Stavamo passando per una delle piccole vie che portano al quartiere ebraico di Roma, qualche ora prima dell'inizio del digiuno di Tisha b'Av e speravamo di trovare un ristorante kasher aperto per mangiare prima dell'inizio del digiuno.
Una coppia di stranieri, due persone eleganti sulla sessantina, ci fermò per chiedere delle informazioni riguardo delle insegne antiche incise in uno dei muri. Non sapevamo la risposta alle loro domande, tuttavia, in compenso abbiamo cominciato a parlare di diversi argomenti. Finche l'uomo mi disse:
''Sai, io non sono ebreo, ma mia moglie lo è. Sono sempre rimasto colpito da questo gran popolo!'' Si fermò per qualche secondo a pensare ed esclamò: ''a dire il vero sono ebreo per metà!'' Gli feci la domanda più ovvia che si potesse fare al momento: ''Mi scusi, ma lei intende dalla parte di suo padre vero?'' , ''No'' disse, ''mia madre scappò durante la guerra dall'Austria per andare in Canada, lei era ebrea''.
Mi entusiasmai enormemente: ''Ma allora lei è completamente ebreo!'' gli dissi.
''Ma va? I can't believe it!'' a quel punto, sembrava molto contento ed anche noi! Anche se non avrei mai creduto che una persona nata da madre ebrea non avesse la minima idea che secondo la legge ebraica ciò è sufficiente per fare di lui un ebreo. Ed era proprio questo che cercavo di spiegargli. La persona più stupita era sicuramente la moglie, che si rese conto che senza farlo apposta, aveva sposato un ebreo!
La cosa non finì qui, feci subito uscire i miei tefillìn dalla borsa, spiegando all'uomo cosa fossero e a cosa servissero e cercando di fargli capire l'importanza che ha compiere questa mitzvà. Anche questa era per lui una novità, non aveva mai visto dei tefillìn prima in vita sua. Ma non ho dovuto neanche cercare di persuaderlo a metterli, infatti non appena gli chiesi se voleva metterli, accettò la proposta entusiasta senza pensarci un secondo.
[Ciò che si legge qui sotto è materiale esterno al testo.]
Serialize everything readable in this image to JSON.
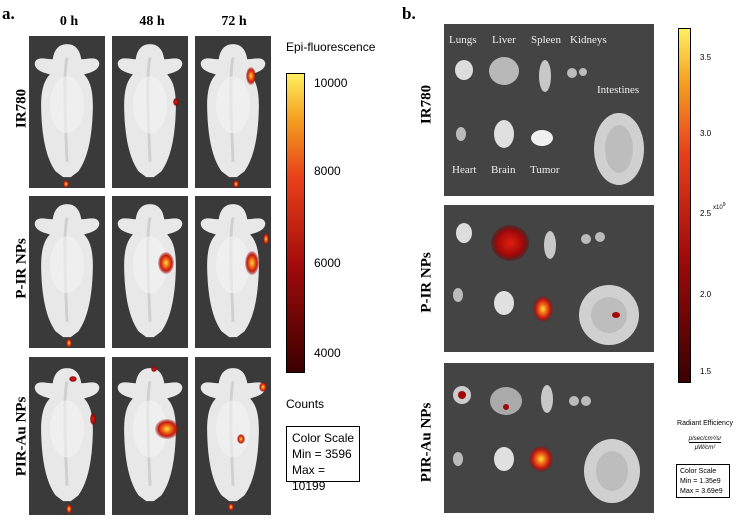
{
  "panel_a": {
    "label": "a.",
    "columns": [
      "0 h",
      "48 h",
      "72 h"
    ],
    "rows": [
      "IR780",
      "P-IR NPs",
      "PIR-Au NPs"
    ],
    "scale": {
      "title": "Epi-fluorescence",
      "ticks": [
        "10000",
        "8000",
        "6000",
        "4000"
      ],
      "unit": "Counts",
      "box_title": "Color Scale",
      "box_min": "Min = 3596",
      "box_max": "Max = 10199"
    }
  },
  "panel_b": {
    "label": "b.",
    "rows": [
      "IR780",
      "P-IR NPs",
      "PIR-Au NPs"
    ],
    "organs": {
      "lungs": "Lungs",
      "liver": "Liver",
      "spleen": "Spleen",
      "kidneys": "Kidneys",
      "intestines": "Intestines",
      "heart": "Heart",
      "brain": "Brain",
      "tumor": "Tumor"
    },
    "scale": {
      "ticks": [
        "3.5",
        "3.0",
        "2.5",
        "2.0",
        "1.5"
      ],
      "exponent": "x10",
      "exponent_power": "9",
      "title": "Radiant Efficiency",
      "unit_num": "p/sec/cm²/sr",
      "unit_den": "μW/cm²",
      "box_title": "Color Scale",
      "box_min": "Min = 1.35e9",
      "box_max": "Max = 3.69e9"
    }
  },
  "colors": {
    "background_dark": "#3a3a3a",
    "mouse": "#e6e6e6",
    "signal_hot": "#ffd200",
    "signal_mid": "#e23a10",
    "signal_low": "#7a0a0a"
  }
}
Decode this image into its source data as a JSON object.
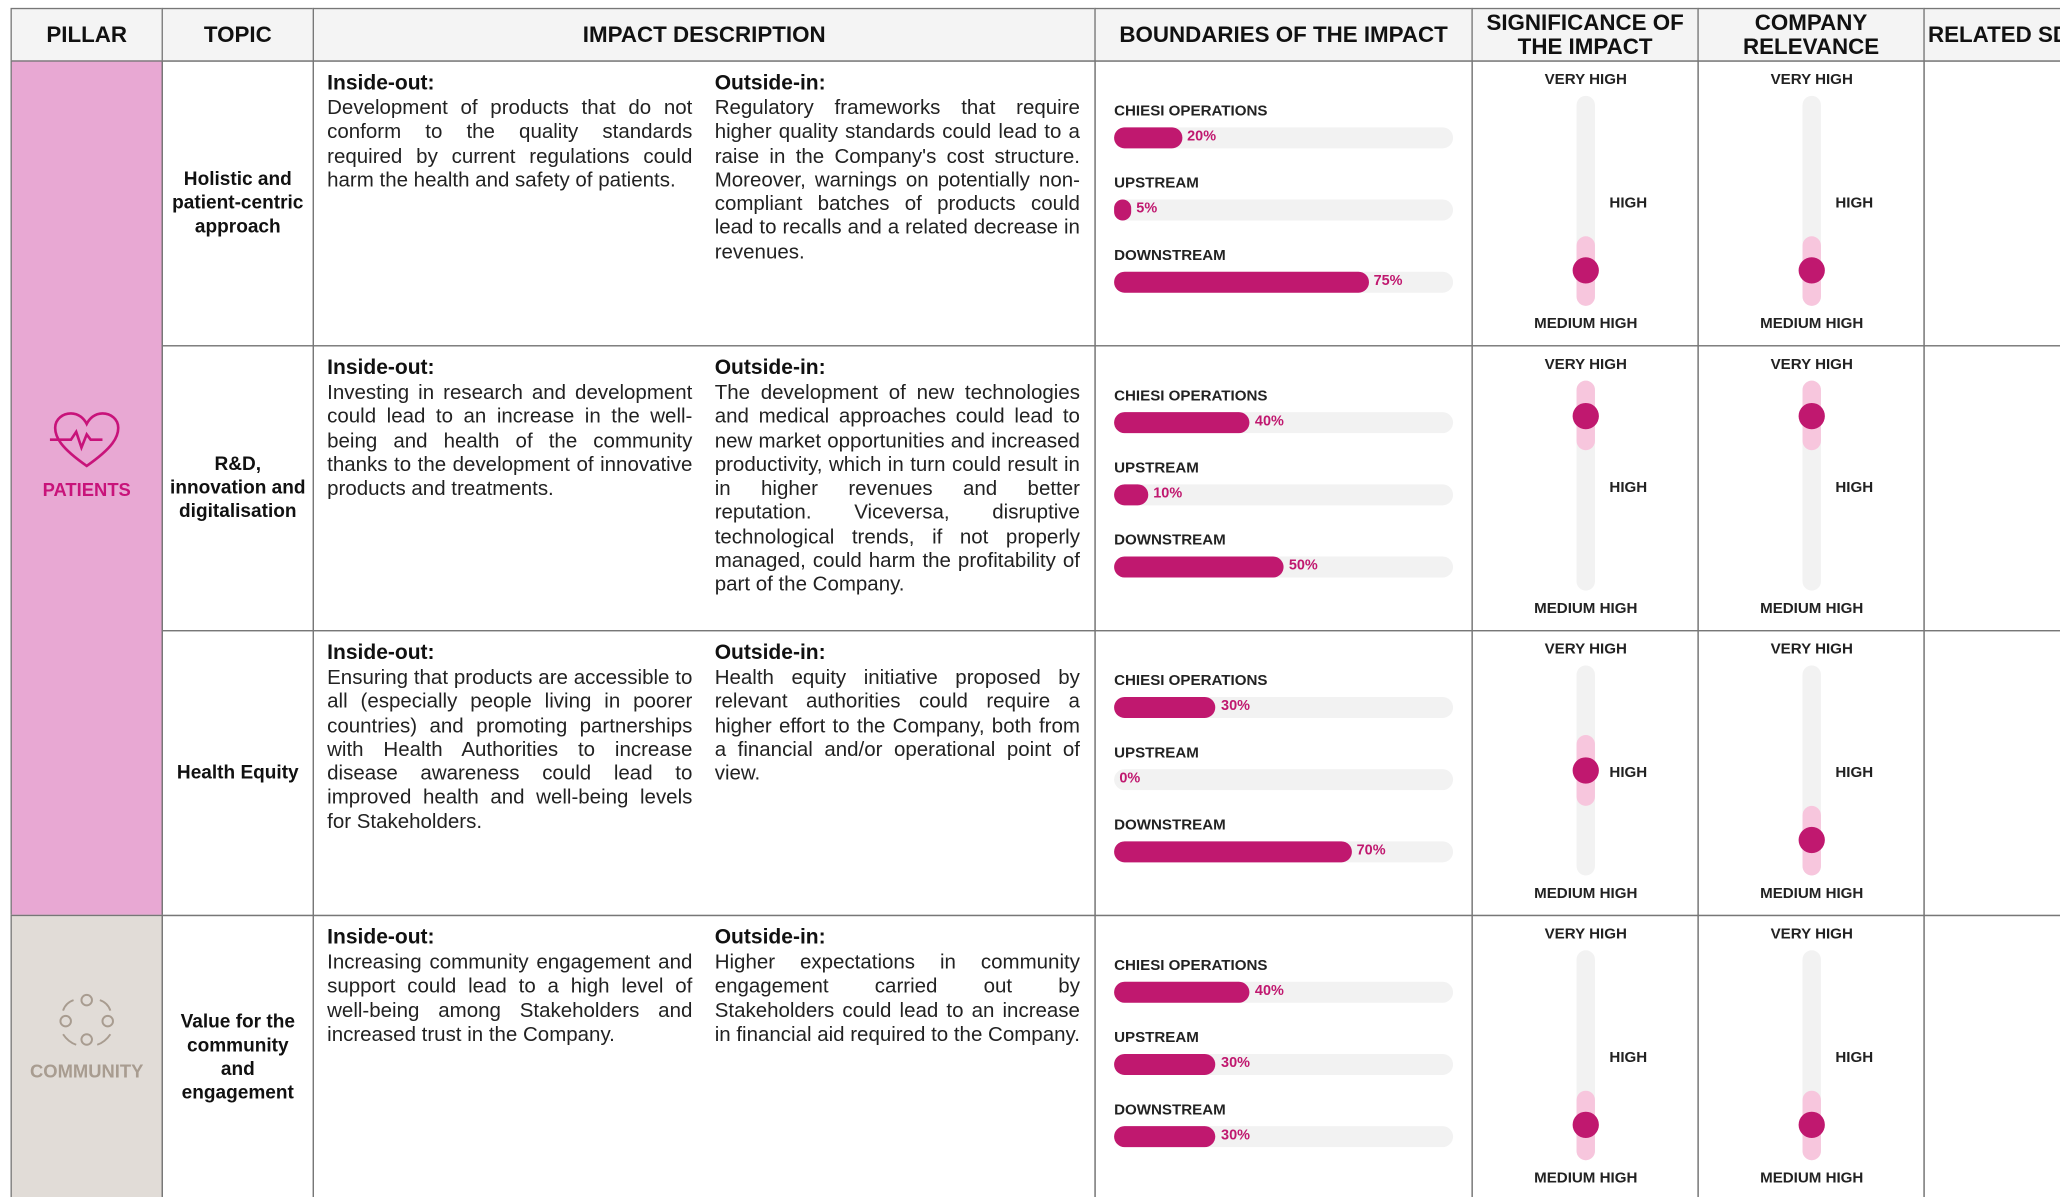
{
  "header": [
    "PILLAR",
    "TOPIC",
    "IMPACT DESCRIPTION",
    "BOUNDARIES OF THE IMPACT",
    "SIGNIFICANCE OF THE IMPACT",
    "COMPANY RELEVANCE",
    "RELATED SDGs"
  ],
  "labels": {
    "inside_out": "Inside-out:",
    "outside_in": "Outside-in:"
  },
  "levels": [
    "VERY HIGH",
    "HIGH",
    "MEDIUM HIGH"
  ],
  "scale": {
    "xlim": [
      0,
      100
    ],
    "slider_lim": [
      0,
      6
    ]
  },
  "pillars": [
    {
      "name": "PATIENTS",
      "rows": [
        {
          "topic": "Holistic and patient-centric approach",
          "inside_out": "Development of products that do not conform to the quality standards required by current regulations could harm the health and safety of patients.",
          "outside_in": "Regulatory frameworks that require higher quality standards could lead to a raise in the Company's cost structure. Moreover, warnings on potentially non-compliant batches of products could lead to recalls and a related decrease in revenues.",
          "boundaries": [
            {
              "label": "CHIESI OPERATIONS",
              "value": 20,
              "value_label": "20%"
            },
            {
              "label": "UPSTREAM",
              "value": 5,
              "value_label": "5%"
            },
            {
              "label": "DOWNSTREAM",
              "value": 75,
              "value_label": "75%"
            }
          ],
          "significance": 1,
          "relevance": 1
        },
        {
          "topic": "R&D, innovation and digitalisation",
          "inside_out": "Investing in research and development could lead to an increase in the well-being and health of the community thanks to the development of innovative products and treatments.",
          "outside_in": "The development of new technologies and medical approaches could lead to new market opportunities and increased productivity, which in turn could result in in higher revenues and better reputation. Viceversa, disruptive technological trends, if not properly managed, could harm the profitability of part of the Company.",
          "boundaries": [
            {
              "label": "CHIESI OPERATIONS",
              "value": 40,
              "value_label": "40%"
            },
            {
              "label": "UPSTREAM",
              "value": 10,
              "value_label": "10%"
            },
            {
              "label": "DOWNSTREAM",
              "value": 50,
              "value_label": "50%"
            }
          ],
          "significance": 5,
          "relevance": 5
        },
        {
          "topic": "Health Equity",
          "inside_out": "Ensuring that products are accessible to all (especially people living in poorer countries) and promoting partnerships with Health Authorities to increase disease awareness could lead to improved health and well-being levels for Stakeholders.",
          "outside_in": "Health equity initiative proposed by relevant authorities could require a higher effort to the Company, both from a financial and/or operational point of view.",
          "boundaries": [
            {
              "label": "CHIESI OPERATIONS",
              "value": 30,
              "value_label": "30%"
            },
            {
              "label": "UPSTREAM",
              "value": 0,
              "value_label": "0%"
            },
            {
              "label": "DOWNSTREAM",
              "value": 70,
              "value_label": "70%"
            }
          ],
          "significance": 3,
          "relevance": 1
        }
      ]
    },
    {
      "name": "COMMUNITY",
      "rows": [
        {
          "topic": "Value for the community and engagement",
          "inside_out": "Increasing community engagement and support could lead to a high level of well-being among Stakeholders and increased trust in the Company.",
          "outside_in": "Higher expectations in community engagement carried out by Stakeholders could lead to an increase in financial aid required to the Company.",
          "boundaries": [
            {
              "label": "CHIESI OPERATIONS",
              "value": 40,
              "value_label": "40%"
            },
            {
              "label": "UPSTREAM",
              "value": 30,
              "value_label": "30%"
            },
            {
              "label": "DOWNSTREAM",
              "value": 30,
              "value_label": "30%"
            }
          ],
          "significance": 1,
          "relevance": 1
        }
      ]
    }
  ]
}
Fummo molto colpiti nel vedere la sua prontezza nel compiere questa mitzvà nonostante il fatto che non aveva mai sentito parlare di mitzvòt prima d'allora.
Così, dopo aver letto insieme per la prima volta lo Shemà, mentre gli toglievo i tefillìn, sua moglie sfoderò la macchina fotografica e cominciò a riprendere la scena mentre Yossef ed io ci siamo messi a cantare mazal tov e a ballare con lui. La scena era piuttosto interessante ed anche i passanti incuriositi si fermarono a guardare le feste e ad osservare quest'uomo anziano che balla con dei lacci attorcigliati in fronte e sul braccio.
Prima di salutarci, il suo sguardo si fece molto serio e mi fissò negli occhi per un po'; ricordiamo, che stiamo parlando di un uomo che fino a pochi instanti fa' non sapeva di essere ebreo, ne tanto meno sapeva cosa fosse un ebreo, non era neppure mai stato ad un corso di Torà. Nonostante ciò mi stupì fortemente quando mi disse in un tono pari alla confessione più sincera: ''Ho la forte sensazione... Che D.o scelse il popolo d’Abramo, affinchè esso possa rivelare la Sua presenza nel mondo.''
In queste poche parole si nasconde una delle idee più fondamentali e più discusse dagli insegnamenti del chassidismo, secondo i quali, lo scopo e l'essenza dell'esistenza non è altro che rivelare come questo mondo, nonostante sia molto terreno e materiale, non è altro che la dimora del Sign-re, Colui che lo ha creato.
Il chassidismo spiega anche che questa idea e obbiettivo è innato' in ogni ebreo, come facesse parte del suo DNA, e questo, a prescindere dal livello di osservanza.
Le semplici parole di quel signore hanno avuto un forte impatto di di noi, perchè hanno confermato questo concetto fondamentale.